Here’s a little known fact about me. I do a lot of gardening.
On the positive side of this lockdown, I will get a head start on my garden this year.
We usually only get to our Ancramdale house on the weekends. I have a big garden and take care of all the planting and weeding myself, for all the beds surrounding the house. The acres in front are brush-hogged by neighbor Big Lou. Brush hogging is not something you do to a pet pig; it involves a tractor, some big blades and tall grass.
I have been building out the garden year by year for the last 17. Fortunately, I seem to be immune to poison ivy and poison oak and I’m proficient at pulling out deer tick. Wildlife abounds here. I have encountered a four-foot garden snake out back. He was feeding on the little froggies in the little pond I had. It got rid of the little frogies.I got rid of the little pond.

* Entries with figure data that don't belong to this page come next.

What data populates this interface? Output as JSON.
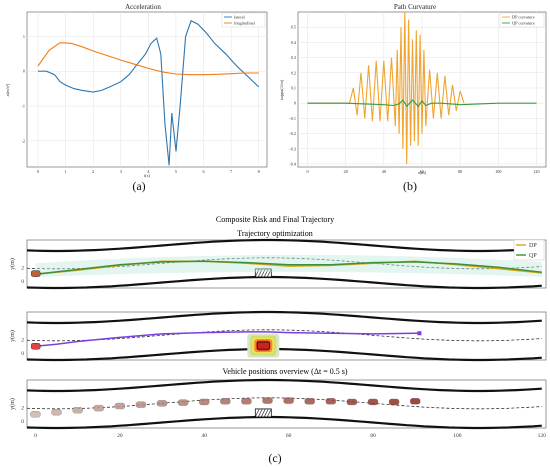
{
  "panel_labels": {
    "a": "(a)",
    "b": "(b)",
    "c": "(c)"
  },
  "composite": {
    "title": "Composite Risk and Final Trajectory",
    "subtitle": "Trajectory optimization",
    "overview_title": "Vehicle positions overview (Δt = 0.5 s)",
    "ylabel": "y(m)"
  },
  "chart_data": [
    {
      "type": "line",
      "title": "Acceleration",
      "xlabel": "t(s)",
      "ylabel": "a(m/s²)",
      "xlim": [
        -0.4,
        8.3
      ],
      "ylim": [
        -2.75,
        1.7
      ],
      "xticks": [
        0,
        1,
        2,
        3,
        4,
        5,
        6,
        7,
        8
      ],
      "yticks": [
        -2,
        -1,
        0,
        1
      ],
      "grid": true,
      "legend": "top-right",
      "series": [
        {
          "name": "lateral",
          "color": "#2e76b0",
          "x": [
            0,
            0.3,
            0.6,
            0.8,
            1,
            1.3,
            1.6,
            2,
            2.3,
            2.6,
            3,
            3.3,
            3.6,
            3.9,
            4.1,
            4.3,
            4.45,
            4.6,
            4.75,
            4.85,
            5,
            5.15,
            5.35,
            5.55,
            5.8,
            6.1,
            6.4,
            6.8,
            7.2,
            7.6,
            8
          ],
          "y": [
            0,
            0,
            -0.1,
            -0.3,
            -0.4,
            -0.5,
            -0.55,
            -0.6,
            -0.55,
            -0.45,
            -0.3,
            -0.1,
            0.2,
            0.5,
            0.8,
            0.95,
            0.5,
            -1.5,
            -2.7,
            -1.2,
            -2.3,
            -1.0,
            1.0,
            1.45,
            1.35,
            1.1,
            0.8,
            0.5,
            0.15,
            -0.15,
            -0.45
          ]
        },
        {
          "name": "longitudinal",
          "color": "#f07f17",
          "x": [
            0,
            0.4,
            0.8,
            1.2,
            1.6,
            2,
            2.5,
            3,
            3.5,
            4,
            4.5,
            5,
            5.5,
            6,
            6.5,
            7,
            7.5,
            8
          ],
          "y": [
            0.15,
            0.6,
            0.82,
            0.8,
            0.7,
            0.58,
            0.45,
            0.32,
            0.2,
            0.08,
            -0.02,
            -0.08,
            -0.1,
            -0.1,
            -0.09,
            -0.07,
            -0.05,
            -0.05
          ]
        }
      ]
    },
    {
      "type": "line",
      "title": "Path Curvature",
      "xlabel": "s(m)",
      "ylabel": "κappa(1/m)",
      "xlim": [
        -5,
        125
      ],
      "ylim": [
        -0.42,
        0.6
      ],
      "xticks": [
        0,
        20,
        40,
        60,
        80,
        100,
        120
      ],
      "yticks": [
        -0.4,
        -0.3,
        -0.2,
        -0.1,
        0.0,
        0.1,
        0.2,
        0.3,
        0.4,
        0.5
      ],
      "grid": true,
      "legend": "top-right",
      "series": [
        {
          "name": "DP curvature",
          "color": "#f0a531",
          "x": [
            0,
            22,
            24,
            26,
            28,
            30,
            32,
            34,
            36,
            38,
            40,
            42,
            44,
            46,
            47,
            48,
            49,
            50,
            51,
            52,
            53,
            54,
            55,
            56,
            57,
            58,
            59,
            60,
            61,
            62,
            64,
            66,
            68,
            70,
            72,
            74,
            76,
            78,
            80,
            82
          ],
          "y": [
            0,
            0,
            0.1,
            -0.08,
            0.2,
            -0.1,
            0.25,
            -0.12,
            0.28,
            -0.12,
            0.28,
            -0.12,
            0.3,
            -0.15,
            0.35,
            -0.2,
            0.5,
            -0.3,
            0.6,
            -0.4,
            0.55,
            -0.28,
            0.42,
            -0.25,
            0.48,
            -0.28,
            0.45,
            -0.2,
            0.35,
            -0.15,
            0.22,
            -0.1,
            0.2,
            -0.1,
            0.18,
            -0.08,
            0.12,
            -0.05,
            0.08,
            0
          ]
        },
        {
          "name": "QP curvature",
          "color": "#3c9a3c",
          "x": [
            0,
            10,
            20,
            30,
            40,
            45,
            48,
            50,
            52,
            55,
            58,
            60,
            62,
            65,
            70,
            80,
            90,
            100,
            110,
            120
          ],
          "y": [
            0,
            0,
            0,
            -0.005,
            -0.01,
            -0.015,
            -0.005,
            0.02,
            -0.02,
            0.02,
            -0.02,
            0.015,
            -0.015,
            0,
            0,
            -0.01,
            -0.005,
            0,
            0,
            0
          ]
        }
      ]
    },
    {
      "type": "line",
      "title": "Trajectory optimization",
      "ylabel": "y(m)",
      "xlim": [
        -2,
        121
      ],
      "ylim": [
        -1,
        6
      ],
      "xticks": [
        0,
        20,
        40,
        60,
        80,
        100,
        120
      ],
      "yticks": [
        0,
        2
      ],
      "legend": "top-right",
      "series": [
        {
          "name": "DP",
          "color": "#d9a514",
          "x": [
            0,
            10,
            20,
            30,
            40,
            50,
            60,
            70,
            80,
            90,
            100,
            110,
            120
          ],
          "y": [
            1,
            1.6,
            2.3,
            2.9,
            2.9,
            2.6,
            2.2,
            2.3,
            2.6,
            2.9,
            2.4,
            1.8,
            1.2
          ]
        },
        {
          "name": "QP",
          "color": "#3f8f3a",
          "x": [
            0,
            10,
            20,
            30,
            40,
            50,
            60,
            70,
            80,
            90,
            100,
            110,
            120
          ],
          "y": [
            1,
            1.7,
            2.4,
            2.8,
            2.9,
            2.7,
            2.4,
            2.4,
            2.7,
            2.8,
            2.5,
            2.0,
            1.3
          ]
        }
      ]
    },
    {
      "type": "line",
      "ylabel": "y(m)",
      "xlim": [
        -2,
        121
      ],
      "ylim": [
        -1,
        6
      ],
      "xticks": [
        0,
        20,
        40,
        60,
        80,
        100,
        120
      ],
      "yticks": [
        0,
        2
      ],
      "series": [
        {
          "color": "#7b3fe0",
          "x": [
            0,
            5,
            10,
            20,
            30,
            40,
            50,
            55,
            60,
            70,
            80,
            90,
            91
          ],
          "y": [
            1,
            1.3,
            1.7,
            2.3,
            2.8,
            3.0,
            3.1,
            3.1,
            3.0,
            2.9,
            2.8,
            2.9,
            2.9
          ]
        }
      ]
    },
    {
      "type": "scatter",
      "title": "Vehicle positions overview (Δt = 0.5 s)",
      "xlabel": "",
      "ylabel": "y(m)",
      "xlim": [
        -2,
        121
      ],
      "ylim": [
        -1,
        6
      ],
      "xticks": [
        0,
        20,
        40,
        60,
        80,
        100,
        120
      ],
      "yticks": [
        0,
        2
      ],
      "x": [
        0,
        5,
        10,
        15,
        20,
        25,
        30,
        35,
        40,
        45,
        50,
        55,
        60,
        65,
        70,
        75,
        80,
        85,
        90
      ],
      "y": [
        1.0,
        1.3,
        1.6,
        1.9,
        2.2,
        2.4,
        2.6,
        2.7,
        2.8,
        2.9,
        2.9,
        3.0,
        3.0,
        2.9,
        2.9,
        2.8,
        2.8,
        2.8,
        2.9
      ]
    }
  ]
}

My biggest problem with nature to date has been a fucking ground hog chewing away on my front porch rocker. He favored the red rocker not the green for some reason. Perhaps like me, he never eats anything healthy.
That furry little shit was living under my garden shed. I was told that you could drive out groundhogs using kitty litter. I tried pouring it down the critters hole. I just ended up with sandy blue crap all over my lawn. Somebody should have explained it was used cat litter that works. I refuse to pee down a groundhog hole, another option suggested. Those things bite.
I tried the humane approach. I left warning signs. No good.
Big Lou offered to shoot the waddling rodent in the head with his 22.
I don’t have groundhogs anymore.
I also had issues with birds nesting above my outdoor speakers. More of my first world problems. The concern was that the flood lights above would set the nest above on fire. There have been home fires caused this way in the County. This was another story from Big Lou. He was a volunteer fireman and a man never short a tale of doom.
I was advised to place a fake owl underneath the speaker. That would scare nesting birds away. The starlings built their nest anyway and shit on my plastic owl.
I took down the speakers
I was defeated by nature again.
For those of you that have seen Animal House, Donna Riley has represented the good angel on my shoulder since 1992! Donna, who’s kept me on my Mission From God, told me recently that her favorite movie is The Blues Brothers. I’m all in for that.
I’m so clever. I just slipped in subtle references to two movies directed back to back by John Landis. Religious references no less. Both films star John Belushi and both are still hilarious, if not still politically correct.
I first saw The Blues Brothers when my father rented the film on VHS over a weekend. When he watched it with me that Sunday afternoon it was for his third time in two days. It is that much fun.
The Saturday Night Live alum have made some pretty awful movies over the years. This is not one of them. For a start, the director John Landis had some pedigree. Then of course, there’s John Belushi, on the hot start of a short career. There’s also Dan Ackroyd at his finest, before he ballooned. The movie also features a who’s who of Soul and Blues superstars awkwardly blending their timeless hits into the script.
The Blues Brothers is basically a road movie. Jake & Elwood Blues need to put the band back together, to raise money and save the orphanage they grew up in.
My personal favorite song, in Blues Brothers, is the Rawhide theme performed in the bar cage. That’s because I like both kinds of music – country and western.
Blues Brothers features the biggest car pile up in film history. These are real cars; we had no CGI in 1980, this was old school stunt driving.
The concert finale is a hoot. And as Jake & Elwood sang back then, and now more so than ever – “Everybody, needs somebody.”
Geek trivia: Ridley Scott based the opening shot of Blade Runner (my favorite film of all time) on the opening shot of Blues Brothers. Why do I know this shit?
Completing the John Landis/SNL circle, there’s Trading Places. This 1983 comedy features Akroyd as a stuck up broker and Eddie Murphy as a street hustler. Their roles are switched as part of an elaborate bet.
The movie also features Jamie Lee Curtis’ boobies.
Merry New Year!
The Blues Brothers started as an SNL sketch, which connects to my book recommendation: Live From New York: The Complete, Uncensored History of Saturday Night Live as Told by Its Stars, Writers, and Guests. The history of the show is recounted in short excerpts of dialogue from dozens upon dozens of interviewees – basically anyone and everyone ever associated with the show.
The book is gossipy, fact filled and great fun. I am a drop by fan of SNL at best so I can only imagine how much more enjoyable it would read to lifelong viewers.
You get to hear how Larry David never had any of the pieces he wrote as an SNL staff writer produced on the show. He later turned his failures into Seinfeld plots. Tales are told of Bill Murray punching out Chevy Chase (sweet).
I read this large volume on hardcover. Brienne also recommends the Audio book version.